Двадцать первого мая 1948 года в новой рубрике «Точка. И с красной строки» (или «Новый абзац») появился первый очерк Маркеса — «Жители города…» Именно так, с многоточием. У начинающих много многозначительных многоточий. Очерк, рассказывающий историю колониального городка Картахена-де-Индиас и его жителей, был столь живо и свежо, с юмором, порой чёрным, написан, что сразу «зацепил» читателей, заставив запомнить имя автора.

А история у Картахены богатейшая — начинающему журналисту с Картахеной явно повезло. История места, где начинаешь, его традиции, атмосфера нередко бывают для художника судьбоносными. Недаром существует такое выражение: genius loci — гений места. Маркес стал молодым genius loci Картахены.

Картахена-де-Индиас была основана испанцами в 1533 году на месте небольшой индейской деревушки. Поскольку место это представляло собой идеальный порт, новый город быстро стал форпостом испанской короны — против посягательств других морских держав, в первую очередь Англии и Франции.

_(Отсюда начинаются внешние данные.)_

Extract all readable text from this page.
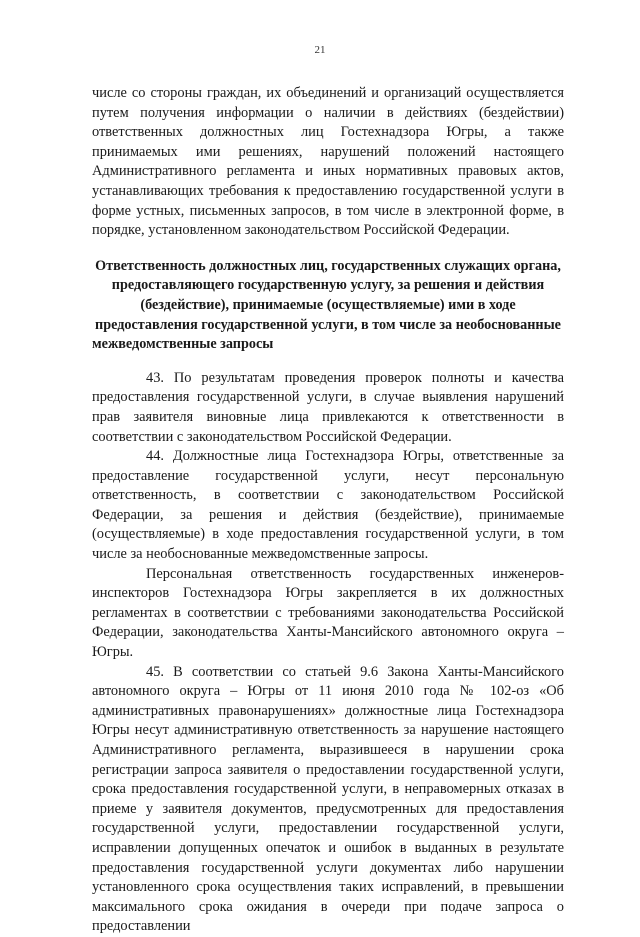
21

числе со стороны граждан, их объединений и организаций осуществляется путем получения информации о наличии в действиях (бездействии) ответственных должностных лиц Гостехнадзора Югры, а также принимаемых ими решениях, нарушений положений настоящего Административного регламента и иных нормативных правовых актов, устанавливающих требования к предоставлению государственной услуги в форме устных, письменных запросов, в том числе в электронной форме, в порядке, установленном законодательством Российской Федерации.

Ответственность должностных лиц, государственных служащих органа, предоставляющего государственную услугу, за решения и действия (бездействие), принимаемые (осуществляемые) ими в ходе предоставления государственной услуги, в том числе за необоснованные межведомственные запросы

43. По результатам проведения проверок полноты и качества предоставления государственной услуги, в случае выявления нарушений прав заявителя виновные лица привлекаются к ответственности в соответствии с законодательством Российской Федерации.

44. Должностные лица Гостехнадзора Югры, ответственные за предоставление государственной услуги, несут персональную ответственность, в соответствии с законодательством Российской Федерации, за решения и действия (бездействие), принимаемые (осуществляемые) в ходе предоставления государственной услуги, в том числе за необоснованные межведомственные запросы.

Персональная ответственность государственных инженеров-инспекторов Гостехнадзора Югры закрепляется в их должностных регламентах в соответствии с требованиями законодательства Российской Федерации, законодательства Ханты-Мансийского автономного округа – Югры.

45. В соответствии со статьей 9.6 Закона Ханты-Мансийского автономного округа – Югры от 11 июня 2010 года № 102-оз «Об административных правонарушениях» должностные лица Гостехнадзора Югры несут административную ответственность за нарушение настоящего Административного регламента, выразившееся в нарушении срока регистрации запроса заявителя о предоставлении государственной услуги, срока предоставления государственной услуги, в неправомерных отказах в приеме у заявителя документов, предусмотренных для предоставления государственной услуги, предоставлении государственной услуги, исправлении допущенных опечаток и ошибок в выданных в результате предоставления государственной услуги документах либо нарушении установленного срока осуществления таких исправлений, в превышении максимального срока ожидания в очереди при подаче запроса о предоставлении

Отсюда контролировались важнейшие торговые пути в Перу и Гранаду, начинались захватнические экспедиции, по водам Карибского моря везли многочисленных рабов. И через Картахену в Испанию текли потоки золота. А где золото, там пираты. Картахене, которую Симон Боливар много позже назвал «героическим городом», пришлось стать городом-крепостью, она помнит и яростные атаки головорезов француза фламандского происхождения Роберто Баала, и осады пирата-джентльмена сэра Фрэнсиса Дрейка (к которому четыре века спустя многажды обращался в своём творчестве Гарсия Маркес), и беспримерный по мощи натиск отрядов под командованием сводного брата Джорджа Вашингтона, Лоуренса… «Именно из-за Картахены Южная Америка не говорит по-английски!» — с гордостью говорят картахенцы. Но к середине XX века Картахена, отдав пальму первенства соседней бурной развившейся Барранкилье, стала похожа на женщину со следами былой красоты, живущую ностальгией, — это ли не почва для творчества?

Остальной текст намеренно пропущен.